Menjadi Bupati Mamuju
           
            Pada penghujung tahun 1960-an, Mamuju masih sangat rawan. Ketika itu, baru saja usai pertikaian. Bupati Mamuju yang barus saja ditetapkan melalui SK Mendagri, Wahab Azasi dibunuh di daerah pergolakan. Untuk mengisi kekosongan pemerintahan haruslah menunjuk orang yang lebih tepat. Saat itu, masyarakat dan pemuda menginginkan Hapati Hasan untuk menduduki jabatan bupati. Hipermaju, adalah wadah berhimpunnya mahsiswa Mamuju di Makassar dipimpin oleh Gaus Bastari. Gaus Bastari memimpin sebuah delegasi untuk menghadap Gubernur Sulsel untuk menyampaikan pernyataan sikap mendukung Hapati Hasan sebagai Buapti Mamuju.

              Tahun 1969 H. Hapati Hasan BA resmi dilantik sebagai Bupati Mamuju. Hapati Hasan memerintah dengan kondisi Mamuju yang masih sangat tertinggal, penduduknya masih bisa dihitung jari termasuk rumah-rumah belum seberapa. Mamuju sebagi ibukota belumlah layak disebut kota, ia tampak sebagai gugusan perkampungan kumuh. Sarana transportasi lebih-lebih. Bahkan ketika Hapati Hasan dilantik saat itu, rombongan hanya bisa sampai di Majene, sebab kendaraan tak bisa tembus ke Mamuju. Rombongan kemudian mengalihkan perjalanan melalui laut.

              Program pertama Hapati Hasan sebagai bupati adalah mengajak warga yang tinggal dipegunungan untuk mengungsi ke daerah pegunungan yang lebih aman. Namun warga Mamuju salah paham, mereka masih trauma dengan pergolakan-pergolakan yang terjadi sebelumnya. Mereka juga khawatir kedatangan tentara tujuh sepuluh di Mamuju. Dan kedatangan Hapati Hasan di  anggap bukan sebagai sosok yang diinginkan sebab mereka masih trauma dengan tentara, apalagi Hapati Hasan juga datang dengan latar belakang sebagai tentara.

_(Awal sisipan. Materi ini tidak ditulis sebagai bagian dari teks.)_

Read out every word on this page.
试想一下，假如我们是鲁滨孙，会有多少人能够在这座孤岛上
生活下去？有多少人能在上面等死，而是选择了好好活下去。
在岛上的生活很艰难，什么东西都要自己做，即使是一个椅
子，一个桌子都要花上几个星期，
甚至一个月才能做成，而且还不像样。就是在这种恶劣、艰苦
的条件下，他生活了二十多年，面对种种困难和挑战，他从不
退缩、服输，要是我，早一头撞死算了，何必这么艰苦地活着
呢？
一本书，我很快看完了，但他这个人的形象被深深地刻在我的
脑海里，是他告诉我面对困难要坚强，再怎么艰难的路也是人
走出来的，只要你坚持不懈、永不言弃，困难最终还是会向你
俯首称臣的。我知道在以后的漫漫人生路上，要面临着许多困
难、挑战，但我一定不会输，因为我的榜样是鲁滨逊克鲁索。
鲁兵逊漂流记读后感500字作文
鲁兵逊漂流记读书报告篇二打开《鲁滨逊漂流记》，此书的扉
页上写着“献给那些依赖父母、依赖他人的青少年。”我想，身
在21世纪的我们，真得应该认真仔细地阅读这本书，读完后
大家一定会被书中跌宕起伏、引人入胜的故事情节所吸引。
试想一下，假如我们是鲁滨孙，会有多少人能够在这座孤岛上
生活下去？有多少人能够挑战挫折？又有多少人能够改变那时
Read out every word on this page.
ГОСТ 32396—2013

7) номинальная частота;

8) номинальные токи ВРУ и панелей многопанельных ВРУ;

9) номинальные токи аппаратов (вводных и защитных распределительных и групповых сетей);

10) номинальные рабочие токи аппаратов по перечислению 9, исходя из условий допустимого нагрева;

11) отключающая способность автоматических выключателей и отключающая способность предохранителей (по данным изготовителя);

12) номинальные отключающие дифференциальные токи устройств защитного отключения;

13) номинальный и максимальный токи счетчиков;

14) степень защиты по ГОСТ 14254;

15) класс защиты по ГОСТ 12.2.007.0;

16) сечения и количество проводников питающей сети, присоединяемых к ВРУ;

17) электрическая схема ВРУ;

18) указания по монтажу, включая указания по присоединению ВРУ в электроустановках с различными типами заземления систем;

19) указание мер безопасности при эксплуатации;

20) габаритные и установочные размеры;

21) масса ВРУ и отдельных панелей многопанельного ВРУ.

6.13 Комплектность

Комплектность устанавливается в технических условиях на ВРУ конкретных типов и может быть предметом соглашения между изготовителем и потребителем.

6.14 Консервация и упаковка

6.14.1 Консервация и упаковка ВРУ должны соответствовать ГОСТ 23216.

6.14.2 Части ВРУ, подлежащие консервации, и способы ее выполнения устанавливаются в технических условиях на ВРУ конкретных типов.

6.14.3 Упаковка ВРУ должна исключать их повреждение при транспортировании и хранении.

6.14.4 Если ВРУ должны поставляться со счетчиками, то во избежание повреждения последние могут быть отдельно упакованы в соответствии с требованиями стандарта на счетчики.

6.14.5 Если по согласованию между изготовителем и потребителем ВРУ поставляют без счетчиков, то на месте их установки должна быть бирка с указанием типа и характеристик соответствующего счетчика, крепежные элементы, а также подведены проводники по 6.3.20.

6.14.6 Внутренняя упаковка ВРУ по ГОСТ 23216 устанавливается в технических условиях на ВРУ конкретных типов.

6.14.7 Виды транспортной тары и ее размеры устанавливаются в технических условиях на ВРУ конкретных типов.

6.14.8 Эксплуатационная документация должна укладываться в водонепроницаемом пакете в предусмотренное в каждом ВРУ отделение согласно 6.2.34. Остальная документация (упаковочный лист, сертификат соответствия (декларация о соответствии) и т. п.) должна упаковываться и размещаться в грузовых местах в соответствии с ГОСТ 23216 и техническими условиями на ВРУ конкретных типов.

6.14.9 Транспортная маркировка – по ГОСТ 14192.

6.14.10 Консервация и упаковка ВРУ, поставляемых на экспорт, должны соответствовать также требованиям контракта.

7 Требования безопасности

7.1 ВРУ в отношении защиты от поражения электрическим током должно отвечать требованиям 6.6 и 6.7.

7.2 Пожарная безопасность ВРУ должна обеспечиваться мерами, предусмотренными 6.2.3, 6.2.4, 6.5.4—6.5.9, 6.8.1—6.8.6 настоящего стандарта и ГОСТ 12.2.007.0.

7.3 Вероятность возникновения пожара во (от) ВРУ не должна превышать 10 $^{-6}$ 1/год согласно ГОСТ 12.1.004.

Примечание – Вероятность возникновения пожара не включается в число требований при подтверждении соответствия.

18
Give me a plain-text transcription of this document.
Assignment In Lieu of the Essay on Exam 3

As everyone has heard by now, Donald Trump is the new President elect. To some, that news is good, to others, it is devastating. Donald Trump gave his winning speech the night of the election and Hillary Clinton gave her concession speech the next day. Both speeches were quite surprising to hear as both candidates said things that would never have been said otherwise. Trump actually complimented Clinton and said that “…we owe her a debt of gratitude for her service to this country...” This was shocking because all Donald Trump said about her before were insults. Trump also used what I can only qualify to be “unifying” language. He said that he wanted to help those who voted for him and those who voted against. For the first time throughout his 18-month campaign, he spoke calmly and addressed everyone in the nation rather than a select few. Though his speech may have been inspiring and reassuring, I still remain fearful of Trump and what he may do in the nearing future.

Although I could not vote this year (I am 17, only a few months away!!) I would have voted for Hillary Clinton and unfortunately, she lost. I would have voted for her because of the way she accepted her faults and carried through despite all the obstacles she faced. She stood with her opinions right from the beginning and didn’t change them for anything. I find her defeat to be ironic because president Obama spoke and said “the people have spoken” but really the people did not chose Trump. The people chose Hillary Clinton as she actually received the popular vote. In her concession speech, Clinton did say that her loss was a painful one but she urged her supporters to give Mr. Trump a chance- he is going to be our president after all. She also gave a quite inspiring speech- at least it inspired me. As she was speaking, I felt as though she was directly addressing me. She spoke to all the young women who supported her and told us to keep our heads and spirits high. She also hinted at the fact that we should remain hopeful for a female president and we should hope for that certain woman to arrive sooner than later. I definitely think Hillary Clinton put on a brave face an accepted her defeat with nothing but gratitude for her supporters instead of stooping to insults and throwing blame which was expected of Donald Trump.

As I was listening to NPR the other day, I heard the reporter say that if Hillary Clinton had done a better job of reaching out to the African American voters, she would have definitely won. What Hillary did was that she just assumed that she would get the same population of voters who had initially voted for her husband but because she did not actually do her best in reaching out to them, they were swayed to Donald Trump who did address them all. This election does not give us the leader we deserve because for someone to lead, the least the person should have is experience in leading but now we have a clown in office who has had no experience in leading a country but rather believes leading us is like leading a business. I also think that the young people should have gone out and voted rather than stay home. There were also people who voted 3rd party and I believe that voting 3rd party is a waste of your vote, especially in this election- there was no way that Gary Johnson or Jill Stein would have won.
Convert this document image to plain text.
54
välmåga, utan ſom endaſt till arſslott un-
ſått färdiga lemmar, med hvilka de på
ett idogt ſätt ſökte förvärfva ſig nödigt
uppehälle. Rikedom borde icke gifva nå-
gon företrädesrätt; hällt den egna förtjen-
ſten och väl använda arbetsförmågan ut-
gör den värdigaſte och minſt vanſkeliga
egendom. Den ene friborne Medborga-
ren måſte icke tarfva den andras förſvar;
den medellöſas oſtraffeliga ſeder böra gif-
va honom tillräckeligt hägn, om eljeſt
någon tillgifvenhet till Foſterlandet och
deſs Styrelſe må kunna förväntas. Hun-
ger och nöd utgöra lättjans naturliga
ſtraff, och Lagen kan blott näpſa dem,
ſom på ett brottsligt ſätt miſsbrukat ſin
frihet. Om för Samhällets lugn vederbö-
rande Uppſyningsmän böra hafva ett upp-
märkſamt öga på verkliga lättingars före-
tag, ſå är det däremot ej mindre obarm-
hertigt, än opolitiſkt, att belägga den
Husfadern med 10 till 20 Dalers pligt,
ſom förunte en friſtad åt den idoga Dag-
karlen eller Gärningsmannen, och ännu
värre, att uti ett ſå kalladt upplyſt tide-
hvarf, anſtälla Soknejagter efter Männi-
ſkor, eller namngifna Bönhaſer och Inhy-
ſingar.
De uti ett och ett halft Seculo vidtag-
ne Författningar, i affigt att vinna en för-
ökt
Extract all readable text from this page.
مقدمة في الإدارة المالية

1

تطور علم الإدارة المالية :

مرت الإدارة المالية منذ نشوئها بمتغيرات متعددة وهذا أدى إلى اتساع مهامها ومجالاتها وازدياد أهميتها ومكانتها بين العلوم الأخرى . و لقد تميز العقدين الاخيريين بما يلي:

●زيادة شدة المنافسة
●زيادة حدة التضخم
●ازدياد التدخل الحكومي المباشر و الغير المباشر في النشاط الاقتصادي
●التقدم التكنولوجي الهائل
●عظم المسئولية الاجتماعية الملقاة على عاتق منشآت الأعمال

         Kondisi itu tidak membuat Hapati Hasan berkecil hati. Ia terus berupaya untuk menciptakan suasana yang kondusif sehingga membuat warga menjadi tertarik untuk kembali ke komunitas mereka yang tersebar di Mamuju. Inilah keberhasilan Hapati Hasan yang pertama setelah menjadi Bupati Mamuju.

          Program kedua yang dilakukan oleh Hapati Hasan adalah pengembangan fisik bersinergi dengan pembangunan sumberdaya. Awal 1970-an, pembangunan sudah mulai Nampak. Kantor DPRD Mamuju mulai terbangun, bangunan tanggul yang ada di kota Mamuju, bahkan perintisan Bandara Tampa Padang sebagai tempat berpacunya pesawat terbang merupakan bangunan yang dirintis oleh Hapati Hasan pada tahun 1970-an.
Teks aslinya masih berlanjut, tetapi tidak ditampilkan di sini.